>Zoey is a biter. Until recently, she kept her victims within the family unit (me, Demetri, Gilmore, Boomer). But things are going down hill. Rapidly. She used to bite when overwhelmed or as an exploration, only testing her teeth on toys or the occasional flesh. Now she bites when things are not going her way. Which is most of the time. Like when she isn’t allowed to stand on the kitchen table or is told no, she can’t play with the chain saw in the garage. Or when it’s nap time. Or when she wants the red sippy cup instead of the blue one. And she bites hard. Blood has been shed.
A few weeks ago Niki sent me this article, When Babies Attack
. I’ve been reading it to make myself feel better . . . At least Zoey hasn’t bitten off my nipple or removed chunks of skin from my cheek. And then yesterday happened. We were sitting in the play room. Zoey was playing with a puzzle and looking at some books. I was sitting in the chair typing on the laptop. She stood up, tickled my feet, and then put my toe in her mouth, holding it firmly but gently between her teeth. I said the obvious: “NO. No biting.” She looked at me, and I swear she smiled a bit. Then she bit. Hard.
My first reaction, after seeing that my toe was still attached, was anger. And not just a little bit of anger either. I had visions of grabbing Zoey, shaking her a bit, and screaming NO BITING! I didn’t do it. I left her in the playroom and walked away. Thank god. Then I sat at the table, head in my hands, and cried while Zoey screamed and raged from 15 feet away. I know that as I parent I’m not supposed to admit that I feel things like anger, let alone have visions of shaking my child. But I did. And I have to believe I’m not the only one.
Obviously, the line between thinking about grabbing/shaking my child and actually doing it is an important one. And one I have never crossed. But being close to that line feels . . . terrible. It is the worst of me as a person and as a mother. It’s one of those dirty little secrets that most people think should never be spoken about.

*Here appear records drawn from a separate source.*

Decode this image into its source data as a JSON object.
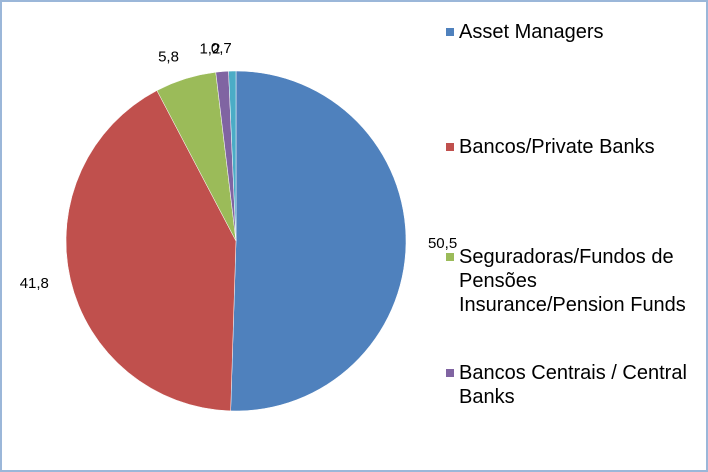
{
  "chart_data": {
    "type": "pie",
    "categories": [
      "Asset Managers",
      "Bancos/Private Banks",
      "Seguradoras/Fundos de Pensões Insurance/Pension Funds",
      "Bancos Centrais / Central Banks",
      null
    ],
    "values": [
      50.5,
      41.8,
      5.8,
      1.2,
      0.7
    ],
    "value_labels": [
      "50,5",
      "41,8",
      "5,8",
      "1,2",
      "0,7"
    ],
    "colors": [
      "#4f81bd",
      "#c0504d",
      "#9bbb59",
      "#8064a2",
      "#4bacc6"
    ],
    "legend": "right"
  }
}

But honestly, I’m tired of keeping the secret. I know I’m supposed to say that being a mom is wonderful and that every moment with Zoey is blissful. I’m supposed to say that there’s nothing I would rather do. In the big picture, that’s true — I wouldn’t trade my Reign as Mom for anything. But day to day? Um, hell yes I would rather read my book than read the picture dictionary for the 8th time. I would rather eat bon bons on the couch than change another poopy diaper. I would rather keep all my current appendages and skin that covers them than be bit several times a day. Is anyone seriously going to judge me for that? Probably.
But this post isn’t for those people. This blog isn’t for those people. This is for the women who tell it like it is. Motherhood is hard. We get angry. We think bad thoughts. We show amazing restraint. We say, I’ve been there. We tell each other we’re doing OK. And we laugh. Sometimes a little too loud or a little too long. Maybe until we cry. We laugh because this journey is so fucking hard and it’s good to have company*.
*Much thanks and love to Niki, Kara, and Demetri for all their support yesterday.